Hinn also critiqued the prosperity gospel in 2018, saying it had gone too far. He later explained that he wasn’t renouncing the teaching; he only felt it needed to be clarified.
On the Monday broadcast, after saying he was correcting his theology, Hinn seemed to reiterate the substance of the prosperity gospel.
“I still believe in prosperity,” Hinn said. “The message of prosperity is in the Bible. We cannot deny that if we give, we will receive. That’s in the Bible. You can’t erase it. No way. God wants to bless his people way more than you want to receive that blessing. But you can’t put a price on it.”

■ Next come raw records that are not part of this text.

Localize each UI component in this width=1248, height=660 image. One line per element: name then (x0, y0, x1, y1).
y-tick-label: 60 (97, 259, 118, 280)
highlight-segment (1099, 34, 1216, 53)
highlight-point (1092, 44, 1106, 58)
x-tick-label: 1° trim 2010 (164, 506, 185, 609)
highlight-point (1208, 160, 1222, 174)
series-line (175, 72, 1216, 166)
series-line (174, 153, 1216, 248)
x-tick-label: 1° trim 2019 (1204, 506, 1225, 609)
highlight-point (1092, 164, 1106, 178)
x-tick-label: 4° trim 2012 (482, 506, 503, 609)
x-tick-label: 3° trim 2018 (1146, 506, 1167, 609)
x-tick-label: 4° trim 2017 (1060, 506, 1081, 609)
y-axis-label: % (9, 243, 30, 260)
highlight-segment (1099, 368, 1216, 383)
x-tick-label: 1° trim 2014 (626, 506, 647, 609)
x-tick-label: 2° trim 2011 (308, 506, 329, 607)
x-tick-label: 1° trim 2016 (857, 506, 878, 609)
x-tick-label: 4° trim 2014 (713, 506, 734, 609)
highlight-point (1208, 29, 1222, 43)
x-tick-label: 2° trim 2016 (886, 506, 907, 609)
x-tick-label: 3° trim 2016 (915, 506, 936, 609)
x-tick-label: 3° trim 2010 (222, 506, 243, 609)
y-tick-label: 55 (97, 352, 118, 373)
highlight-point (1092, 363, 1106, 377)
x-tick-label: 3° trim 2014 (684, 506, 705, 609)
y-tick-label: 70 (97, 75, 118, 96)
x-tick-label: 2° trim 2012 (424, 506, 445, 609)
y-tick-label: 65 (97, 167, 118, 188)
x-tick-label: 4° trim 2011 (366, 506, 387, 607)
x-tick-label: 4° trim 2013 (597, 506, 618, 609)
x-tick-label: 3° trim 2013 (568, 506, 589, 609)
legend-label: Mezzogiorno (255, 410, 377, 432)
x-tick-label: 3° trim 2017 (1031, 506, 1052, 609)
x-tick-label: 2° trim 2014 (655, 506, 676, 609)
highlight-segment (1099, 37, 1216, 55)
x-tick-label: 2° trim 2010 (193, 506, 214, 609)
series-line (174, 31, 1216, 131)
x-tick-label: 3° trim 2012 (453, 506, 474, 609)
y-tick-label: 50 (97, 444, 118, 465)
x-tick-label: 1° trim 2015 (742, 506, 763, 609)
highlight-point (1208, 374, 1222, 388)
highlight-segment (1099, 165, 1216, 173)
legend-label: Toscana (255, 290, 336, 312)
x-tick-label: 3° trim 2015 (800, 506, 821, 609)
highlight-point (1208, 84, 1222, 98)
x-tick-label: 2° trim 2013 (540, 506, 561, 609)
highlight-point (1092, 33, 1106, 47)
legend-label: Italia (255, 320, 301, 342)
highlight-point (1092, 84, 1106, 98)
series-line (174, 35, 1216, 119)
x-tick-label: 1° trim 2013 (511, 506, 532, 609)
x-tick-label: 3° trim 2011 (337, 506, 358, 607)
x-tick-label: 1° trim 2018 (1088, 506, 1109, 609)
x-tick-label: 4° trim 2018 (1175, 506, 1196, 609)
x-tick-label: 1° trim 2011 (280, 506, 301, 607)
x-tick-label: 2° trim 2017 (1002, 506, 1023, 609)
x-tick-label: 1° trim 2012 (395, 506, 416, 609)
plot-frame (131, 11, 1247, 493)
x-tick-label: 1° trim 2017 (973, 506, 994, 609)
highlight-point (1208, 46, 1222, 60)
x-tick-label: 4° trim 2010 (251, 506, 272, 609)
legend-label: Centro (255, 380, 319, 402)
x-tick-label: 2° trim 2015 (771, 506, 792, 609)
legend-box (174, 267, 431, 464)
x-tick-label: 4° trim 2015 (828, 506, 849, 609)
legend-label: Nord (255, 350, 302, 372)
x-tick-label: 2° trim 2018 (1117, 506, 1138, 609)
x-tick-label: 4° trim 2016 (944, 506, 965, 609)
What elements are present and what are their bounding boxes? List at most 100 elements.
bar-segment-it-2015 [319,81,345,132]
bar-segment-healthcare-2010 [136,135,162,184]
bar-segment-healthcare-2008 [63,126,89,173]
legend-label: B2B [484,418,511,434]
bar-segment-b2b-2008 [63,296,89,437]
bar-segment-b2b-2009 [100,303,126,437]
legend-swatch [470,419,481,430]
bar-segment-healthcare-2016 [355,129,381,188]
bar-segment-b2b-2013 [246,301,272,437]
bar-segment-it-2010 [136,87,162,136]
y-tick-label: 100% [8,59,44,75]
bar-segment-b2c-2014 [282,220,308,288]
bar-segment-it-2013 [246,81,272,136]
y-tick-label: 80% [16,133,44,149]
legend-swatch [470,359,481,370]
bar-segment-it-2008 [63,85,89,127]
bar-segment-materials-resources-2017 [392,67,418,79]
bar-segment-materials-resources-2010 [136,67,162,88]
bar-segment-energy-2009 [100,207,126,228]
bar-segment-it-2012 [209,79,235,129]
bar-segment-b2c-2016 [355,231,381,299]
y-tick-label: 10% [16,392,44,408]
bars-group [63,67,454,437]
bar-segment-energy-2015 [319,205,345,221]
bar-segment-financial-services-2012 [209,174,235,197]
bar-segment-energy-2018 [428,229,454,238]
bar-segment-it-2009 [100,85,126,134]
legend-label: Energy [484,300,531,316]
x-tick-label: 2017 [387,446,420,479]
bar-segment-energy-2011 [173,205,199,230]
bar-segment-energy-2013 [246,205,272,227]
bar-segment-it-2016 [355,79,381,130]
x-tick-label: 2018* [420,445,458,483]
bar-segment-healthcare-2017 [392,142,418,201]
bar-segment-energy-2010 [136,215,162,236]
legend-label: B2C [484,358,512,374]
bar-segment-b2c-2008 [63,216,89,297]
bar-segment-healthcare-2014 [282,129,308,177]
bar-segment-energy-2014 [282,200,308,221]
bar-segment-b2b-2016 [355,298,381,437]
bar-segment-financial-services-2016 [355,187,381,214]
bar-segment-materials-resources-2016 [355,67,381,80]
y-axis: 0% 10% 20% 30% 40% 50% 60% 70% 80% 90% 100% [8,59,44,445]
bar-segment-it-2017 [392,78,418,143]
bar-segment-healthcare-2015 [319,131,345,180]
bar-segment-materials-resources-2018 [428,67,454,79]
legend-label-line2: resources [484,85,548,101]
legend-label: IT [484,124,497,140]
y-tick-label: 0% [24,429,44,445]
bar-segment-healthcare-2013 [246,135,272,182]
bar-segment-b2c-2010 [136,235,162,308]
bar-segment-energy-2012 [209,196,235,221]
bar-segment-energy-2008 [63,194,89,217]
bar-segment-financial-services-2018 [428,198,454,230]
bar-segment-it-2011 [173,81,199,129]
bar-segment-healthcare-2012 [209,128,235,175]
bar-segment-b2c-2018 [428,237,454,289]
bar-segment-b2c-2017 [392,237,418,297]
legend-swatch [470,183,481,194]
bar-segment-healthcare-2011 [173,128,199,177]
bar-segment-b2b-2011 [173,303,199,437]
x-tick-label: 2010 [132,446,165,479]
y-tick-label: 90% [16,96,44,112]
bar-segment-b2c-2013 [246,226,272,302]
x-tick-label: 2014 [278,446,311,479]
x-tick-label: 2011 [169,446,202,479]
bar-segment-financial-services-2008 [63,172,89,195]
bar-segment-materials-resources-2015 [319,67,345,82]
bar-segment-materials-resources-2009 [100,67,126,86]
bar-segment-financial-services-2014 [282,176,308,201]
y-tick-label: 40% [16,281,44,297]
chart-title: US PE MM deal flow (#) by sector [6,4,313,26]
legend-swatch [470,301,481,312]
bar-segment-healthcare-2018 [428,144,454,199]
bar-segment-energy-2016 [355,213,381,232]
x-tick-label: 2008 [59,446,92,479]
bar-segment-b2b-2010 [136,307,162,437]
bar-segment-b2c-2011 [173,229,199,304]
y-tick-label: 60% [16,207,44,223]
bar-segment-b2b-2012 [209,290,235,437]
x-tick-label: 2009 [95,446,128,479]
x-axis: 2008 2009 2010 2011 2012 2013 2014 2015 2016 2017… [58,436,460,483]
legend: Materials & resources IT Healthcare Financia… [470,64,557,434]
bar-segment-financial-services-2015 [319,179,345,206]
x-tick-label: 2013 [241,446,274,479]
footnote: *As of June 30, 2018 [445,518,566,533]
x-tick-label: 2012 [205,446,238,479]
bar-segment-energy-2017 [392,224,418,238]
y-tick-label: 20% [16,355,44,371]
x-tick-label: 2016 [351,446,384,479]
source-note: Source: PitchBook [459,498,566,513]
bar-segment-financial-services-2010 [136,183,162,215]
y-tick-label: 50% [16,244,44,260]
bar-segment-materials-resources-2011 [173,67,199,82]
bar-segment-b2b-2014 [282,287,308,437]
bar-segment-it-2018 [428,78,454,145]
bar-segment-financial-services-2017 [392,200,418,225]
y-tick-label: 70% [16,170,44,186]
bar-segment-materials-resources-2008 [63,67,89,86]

Costi Hinn is hopeful, nonetheless, that the “correction” is the start of a real change for the televangelist. If the transformation is real, he said he would throw his uncle a parade. But it’s difficult to take Benny Hinn at face value. Watching the recording of Monday’s statement, Costi couldn’t help but see a performance.
“It’s very sensational,” he told CT. “When we are repenting, we’re humble. We’re very low. We’re not being sensational when we repent. We’re being broken. We’re being contrite. There was a lot of showmanship in the statement.”
Need for Accountability
Costi Hinn said one thing he would hope to see is some measure of accountability. A board of outside overseers would go far, he said, towards ensuring this change is real.
Rusty Leonard, the founder of Ministry Watch, an independent evangelical group that advocates for financial accountability and transparency, agrees.
“Maybe it’s sincere. I’m hopeful,” Leonard said. “But right now there isn’t any corroboration. I want corroboration from a leading non-prosperity gospel pastor. It would be nice if he sat down with John Piper or someone like that, and someone like that said, ‘He’s repented.’”
Lack of accountability is one of the standard critiques of the prosperity gospel, especially from classical Pentecostals like the Assemblies of God. The denomination teaches that God does miracles today; people can be healed by faith; and it is important for Christians to pray for divine intervention. But it rejects what it sees as the facile formula of prosperity teaching.
“You’ve got to have a modicum of accountability,” said Self at AGTS. “It’s not that people have to be denominational. But when they’re on their own and they’re not correctable, that’s a deep concern.”
In his broadcast, Hinn mentioned discussing his theological change with Steve Strang, the founder and CEO of Charisma Magazine. He also reported on a recent conversation with Pat Robertson, the founder of the Christian Broadcasting Network, and talked about praying with him. Hinn did not indicate that anyone would be overseeing any changes he might make to his ministry, though.
Leonard said he didn’t think it was likely to happen.
“I’m not cautiously optimistic,” he told CT. “That’s too strong. I’m whatever the opposite of that is—maybe I’m hopefully pessimistic.”